NEAH BAY, Wash. -- On a day like most days at the edge of the Earth, you can watch rain squalls shuffle toward the mainland, sometimes one by one, more often by twos and threes. But you won't have to slog through mud to get there.
There is a new trail, the Cape Trail, a prize winner -- best special project in Washington state, according to the Department of Transportation, which helped to pay for it.
The Makah Indian Nation supervised its completion on tribal land in November 1997, creating for the first time a safe route to the high cliffs of Cape Flattery, the northwestern-most tip of the Lower 48 and a place rich in history and legend.
The Cape Trail, just three-quarters of a mile long, has been widened; swamps have been bridged; steps have been carried in; and four viewing platforms -- with picnic tables, yet -- have been built for views of the surging surf.
It's a wild place, tamed just enough for visitors to bring the kids -- if they're hooked to a short leash.
"Definitely, even now, you'll want to keep an eye on them," said Alice Langebartel, the tribe's real estate specialist who coordinated the project.
"I was always amazed at how many people knew where the old trail was," she said. "But people did find it. They'd come from all over the world, and now they're coming to see the new one."
Now, the tribe is planning yet another trail, this one south from Neah Bay to Shi Shi Beach. It is expected to cut three miles and several days from the present route.
Long a favorite of beach hikers, but a grind with a full pack, Shi Shi currently requires a six-mile, two-day march north from a trailhead at the Lake Ozette Ranger Station -- and a careful reading of the tide chart. The hike back also can't be rushed because of the tide.
Builders of the new trail likely will be guided by the artistic success of the Cape Flattery Trail, its planks and steps still showing the yellow of newly hewn cedar.
Built for $240,000 from the DOT, the Department of Natural Resources and the Employment Security Department, the trail was designed by Stuart Bonney, then of Lindberg Architects, and built by Hoch Construction Inc., both of Port Angeles.
"It was definitely an interesting project," Rick Hoch said. Especially during lunch.
"We'd sit out at the end and watch the wildlife. We saw sea lions on the rocks and seals dragging salmon in their mouths. We saw lots of whales."
The view is riveting. The sandstone cliffs drop 100 feet or more to a slosh and slam of waves that shake the ground.
Rolling in off the north Pacific, the seas have bored huge holes in the rock, creating caves and ledges where wildlife proliferates. A site marker explains the process that is pulverizing the place, grain by grain.

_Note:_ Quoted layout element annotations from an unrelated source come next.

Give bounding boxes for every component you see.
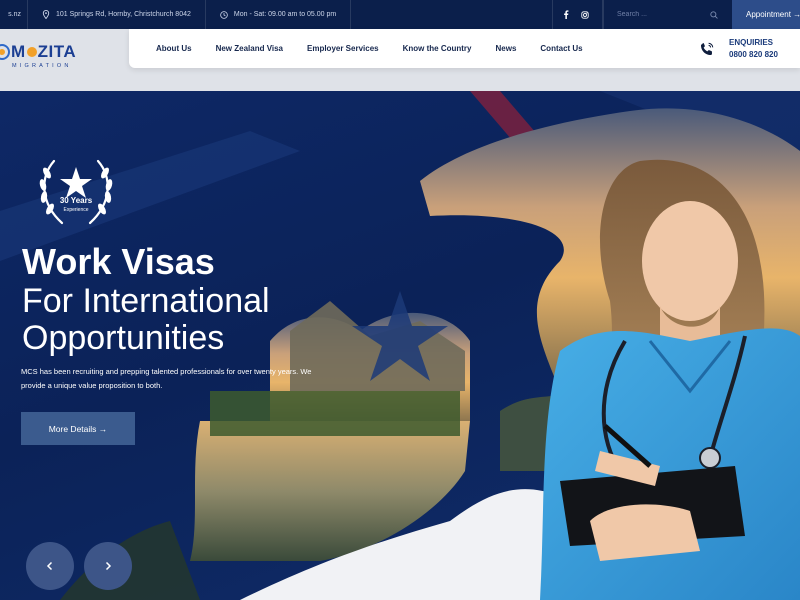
more-details-button[interactable]: More Details →: [21, 412, 135, 445]
site-header: M ZITA MIGRATION About Us New Zealand Vi…: [0, 29, 800, 91]
slider-next-button[interactable]: [84, 542, 132, 590]
badge-years: 30 Years: [59, 196, 93, 205]
hero-title-bold: Work Visas: [22, 241, 215, 282]
nav-item-employer-services[interactable]: Employer Services: [307, 44, 379, 53]
appointment-label[interactable]: Appointment →: [746, 10, 800, 19]
nav-item-about-us[interactable]: About Us: [156, 44, 192, 53]
chevron-right-icon[interactable]: [103, 561, 113, 571]
search-icon[interactable]: [710, 10, 718, 19]
search-box[interactable]: [602, 0, 732, 29]
logo-o-mark-icon: [26, 47, 37, 57]
logo-globe-icon: [0, 44, 10, 60]
badge-experience: Experience: [63, 207, 89, 213]
nav-item-news[interactable]: News: [496, 44, 517, 53]
search-input[interactable]: [617, 11, 697, 18]
logo-name-left: M: [11, 42, 26, 61]
logo-tagline: MIGRATION: [12, 63, 72, 69]
email-text[interactable]: s.nz: [8, 11, 21, 18]
nav-item-new-zealand-visa[interactable]: New Zealand Visa: [216, 44, 283, 53]
hero-section: 30 Years Experience Work Visas For Inter…: [0, 91, 800, 600]
more-details-label[interactable]: More Details →: [49, 424, 108, 434]
badge-star-icon: [60, 167, 92, 198]
nav-item-know-the-country[interactable]: Know the Country: [403, 44, 472, 53]
social-links: [552, 0, 604, 29]
nav-links: About Us New Zealand Visa Employer Servi…: [156, 29, 583, 68]
email-contact[interactable]: s.nz: [0, 0, 28, 29]
slider-prev-button[interactable]: [26, 542, 74, 590]
hero-description: MCS has been recruiting and prepping tal…: [21, 367, 312, 390]
address-text: 101 Springs Rd, Hornby, Christchurch 804…: [56, 11, 191, 18]
logo-name-right: ZITA: [37, 42, 77, 61]
appointment-button[interactable]: Appointment →: [732, 0, 800, 29]
hours-text: Mon - Sat: 09.00 am to 05.00 pm: [233, 11, 337, 18]
location-pin-icon: [42, 10, 50, 19]
laurel-wreath-icon: [39, 159, 113, 225]
hero-title-line2: For International: [22, 282, 270, 320]
address-contact: 101 Springs Rd, Hornby, Christchurch 804…: [28, 0, 206, 29]
main-nav: About Us New Zealand Visa Employer Servi…: [129, 29, 800, 68]
clock-icon: [220, 10, 228, 19]
enquiries-label: ENQUIRIES: [729, 38, 774, 47]
enquiries-contact[interactable]: ENQUIRIES 0800 820 820: [699, 38, 778, 59]
phone-icon: [701, 42, 714, 55]
nav-item-contact-us[interactable]: Contact Us: [540, 44, 582, 53]
facebook-icon[interactable]: [563, 10, 569, 19]
top-bar: s.nz 101 Springs Rd, Hornby, Christchurc…: [0, 0, 800, 29]
site-logo[interactable]: M ZITA MIGRATION: [0, 42, 76, 69]
instagram-icon[interactable]: [581, 10, 589, 19]
logo-wordmark[interactable]: M ZITA: [0, 42, 76, 62]
enquiries-phone[interactable]: 0800 820 820: [729, 50, 778, 59]
hours-info: Mon - Sat: 09.00 am to 05.00 pm: [206, 0, 352, 29]
hero-title-line3: Opportunities: [22, 319, 225, 357]
chevron-left-icon[interactable]: [45, 561, 55, 571]
experience-badge: 30 Years Experience: [32, 155, 120, 233]
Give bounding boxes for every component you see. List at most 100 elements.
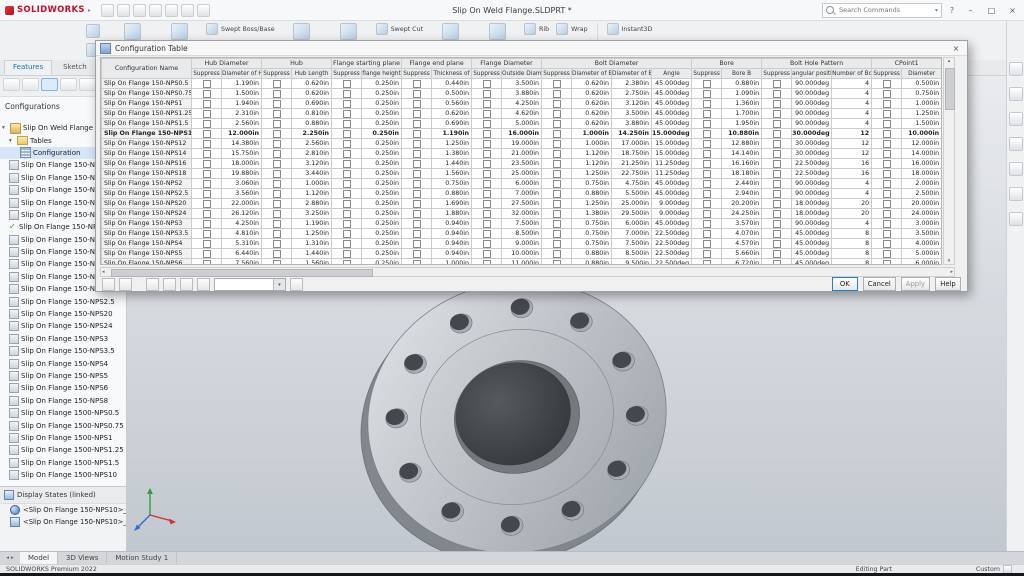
value-cell[interactable]: 22.500deg (652, 249, 692, 259)
value-cell[interactable]: 19.000in (502, 139, 542, 149)
value-cell[interactable]: 2.310in (222, 109, 262, 119)
config-name-cell[interactable]: Slip On Flange 150-NPS10 (102, 129, 192, 139)
suppress-checkbox-cell[interactable] (872, 89, 902, 99)
suppress-checkbox-cell[interactable] (262, 139, 292, 149)
value-cell[interactable]: 20 (832, 209, 872, 219)
suppress-checkbox-cell[interactable] (542, 199, 572, 209)
print-icon[interactable] (149, 4, 162, 17)
suppress-checkbox-cell[interactable] (762, 259, 792, 266)
value-cell[interactable]: 1.500in (902, 119, 942, 129)
suppress-checkbox[interactable] (483, 240, 491, 248)
column-subheader-suppress[interactable]: Suppress (262, 69, 292, 79)
value-cell[interactable]: 2.560in (292, 139, 332, 149)
suppress-checkbox[interactable] (203, 180, 211, 188)
suppress-checkbox-cell[interactable] (542, 139, 572, 149)
value-cell[interactable]: 8 (832, 249, 872, 259)
suppress-checkbox-cell[interactable] (692, 159, 722, 169)
suppress-checkbox-cell[interactable] (402, 119, 432, 129)
value-cell[interactable]: 30.000deg (792, 129, 832, 139)
value-cell[interactable]: 45.000deg (652, 119, 692, 129)
value-cell[interactable]: 22.500deg (652, 229, 692, 239)
value-cell[interactable]: 8.500in (612, 249, 652, 259)
suppress-checkbox[interactable] (203, 170, 211, 178)
tab-scroll-right-icon[interactable]: ▸ (11, 555, 14, 561)
suppress-checkbox[interactable] (203, 160, 211, 168)
suppress-checkbox[interactable] (883, 110, 891, 118)
suppress-checkbox[interactable] (413, 110, 421, 118)
suppress-checkbox[interactable] (883, 160, 891, 168)
table-row[interactable]: Slip On Flange 150-NPS67.560in1.560in0.2… (102, 259, 942, 266)
suppress-checkbox[interactable] (773, 180, 781, 188)
suppress-checkbox[interactable] (273, 240, 281, 248)
value-cell[interactable]: 2.500in (902, 189, 942, 199)
suppress-checkbox-cell[interactable] (402, 89, 432, 99)
suppress-checkbox-cell[interactable] (542, 99, 572, 109)
suppress-checkbox-cell[interactable] (542, 129, 572, 139)
value-cell[interactable]: 32.000in (502, 209, 542, 219)
suppress-checkbox[interactable] (483, 80, 491, 88)
value-cell[interactable]: 0.940in (432, 219, 472, 229)
value-cell[interactable]: 90.000deg (792, 79, 832, 89)
suppress-checkbox[interactable] (483, 230, 491, 238)
value-cell[interactable]: 12 (832, 149, 872, 159)
value-cell[interactable]: 1.190in (432, 129, 472, 139)
suppress-checkbox[interactable] (343, 120, 351, 128)
suppress-checkbox[interactable] (553, 210, 561, 218)
value-cell[interactable]: 17.000in (612, 139, 652, 149)
suppress-checkbox-cell[interactable] (332, 89, 362, 99)
suppress-checkbox-cell[interactable] (472, 199, 502, 209)
value-cell[interactable]: 22.500deg (652, 239, 692, 249)
value-cell[interactable]: 4.070in (722, 229, 762, 239)
value-cell[interactable]: 16.000in (502, 129, 542, 139)
suppress-checkbox-cell[interactable] (472, 169, 502, 179)
view-palette-icon[interactable] (1009, 137, 1023, 151)
suppress-checkbox[interactable] (483, 150, 491, 158)
suppress-checkbox[interactable] (553, 250, 561, 258)
suppress-checkbox[interactable] (203, 250, 211, 258)
suppress-checkbox[interactable] (343, 80, 351, 88)
suppress-checkbox[interactable] (703, 210, 711, 218)
column-subheader-suppress[interactable]: Suppress (192, 69, 222, 79)
value-cell[interactable]: 0.250in (362, 249, 402, 259)
suppress-checkbox-cell[interactable] (192, 199, 222, 209)
suppress-checkbox-cell[interactable] (192, 219, 222, 229)
value-cell[interactable]: 9.500in (612, 259, 652, 266)
suppress-checkbox[interactable] (413, 170, 421, 178)
suppress-checkbox[interactable] (413, 80, 421, 88)
suppress-checkbox-cell[interactable] (402, 219, 432, 229)
suppress-checkbox-cell[interactable] (332, 219, 362, 229)
column-subheader-flange-height[interactable]: flange height (362, 69, 402, 79)
value-cell[interactable]: 0.250in (362, 129, 402, 139)
suppress-checkbox[interactable] (343, 160, 351, 168)
tab-scroll-left-icon[interactable]: ◂ (6, 555, 9, 561)
suppress-checkbox[interactable] (483, 250, 491, 258)
suppress-checkbox[interactable] (343, 100, 351, 108)
suppress-checkbox[interactable] (703, 90, 711, 98)
value-cell[interactable]: 90.000deg (792, 99, 832, 109)
suppress-checkbox[interactable] (273, 90, 281, 98)
suppress-checkbox[interactable] (203, 100, 211, 108)
suppress-checkbox[interactable] (413, 230, 421, 238)
suppress-checkbox-cell[interactable] (762, 149, 792, 159)
suppress-checkbox-cell[interactable] (262, 79, 292, 89)
table-row[interactable]: Slip On Flange 150-NPS2426.120in3.250in0… (102, 209, 942, 219)
suppress-checkbox[interactable] (203, 200, 211, 208)
value-cell[interactable]: 3.880in (612, 119, 652, 129)
value-cell[interactable]: 21.250in (612, 159, 652, 169)
value-cell[interactable]: 20.000in (902, 199, 942, 209)
value-cell[interactable]: 10.000in (502, 249, 542, 259)
value-cell[interactable]: 2.880in (292, 199, 332, 209)
suppress-checkbox[interactable] (773, 190, 781, 198)
column-group-hub[interactable]: Hub (262, 59, 332, 69)
value-cell[interactable]: 24.250in (722, 209, 762, 219)
value-cell[interactable]: 12.880in (722, 139, 762, 149)
suppress-checkbox[interactable] (483, 180, 491, 188)
suppress-checkbox[interactable] (343, 110, 351, 118)
sidebar-item-configuration[interactable]: Slip On Flange 1500-NPS1 (0, 432, 126, 444)
suppress-checkbox[interactable] (883, 230, 891, 238)
value-cell[interactable]: 9.000in (502, 239, 542, 249)
value-cell[interactable]: 0.560in (432, 99, 472, 109)
horizontal-scrollbar[interactable]: ◂ ▸ (100, 267, 955, 277)
suppress-checkbox-cell[interactable] (872, 249, 902, 259)
suppress-checkbox-cell[interactable] (762, 209, 792, 219)
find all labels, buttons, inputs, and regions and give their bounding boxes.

Architect Bonney, also under contract to design the new Shi Shi trail, engineered the Cape Trail's platform facilities to withstand 100 mph winter winds and remains fascinated by the landscape's ongoing change.
While a likely phrase to describe the place might be "the end of the Earth," Donna Wilkie protests.
"No, not 'the end,' " she said. "For us, it's the beginning."
As the Makahs' tourism planner and sometime guide, Wilkie has her fingers on the pulse of history that throbs through the region. (See
www.Makah.com/trail).
"This is one of the places where Makah men would go on vision quests,"
Wilkie said. "They would go to clarify their goals and to ask for
strength and accuracy."
From such a high vantage point in times of strife, lookouts kept their eyes peeled for war canoes. In the modern era, the U.S. government did, too, keeping watch with electronic gear from Bohokus Peak, which rises between Neah Bay and Cape Flattery.
Weather and navigation gear also are installed on Tatoosh Island in and around the lighthouse, built in 1857.
Tatoosh Island is where the Makah people once fled to practice rituals denied them by whites.
From the wood platform at trail's end, visitors view the horizon's sweep, the gaps cut in the cliffs by waves and the free-standing columns called sea stacks.
Cape Flattery and Neah Bay form the western terminus of state Route 112, the two-lane road that snakes 60 miles along the Strait of Juan de Fuca west from Port Angeles.
Twenty miles to the north, Vancouver Island veers into the North Pacific to disappear in Canadian mists. To the south lie Flattery Rocks National Wildlife Refuge, Shi Shi Beach and the Pacific Ocean edge of Olympic National Park.
Below lies "the Gut."
Swept by currents of seven to nine knots and by ceaseless North Pacific swells, "it can be pretty wicked," said Makah fisheries technician Darrell Markishtum.
Markishtum, steeped in Makah tradition, has canoed the Gut as part of the tribe's whaling crew. He tells how their boat sliced through surging incoming waves as though it had "the power to part the ocean."
From the overlook platform at the end of Cape Trail, visitors might envision how men left their canoes centuries ago to hunt seals in the dark caves that pockmark the cliff.
"Several hunters at a time would leave their canoes and swim into the caves," Markishtum said. "To see in the dark, they carried spruce branches with lighted pitch on one end. They had to be quiet or risk spooking the seals and getting run over in the stampede."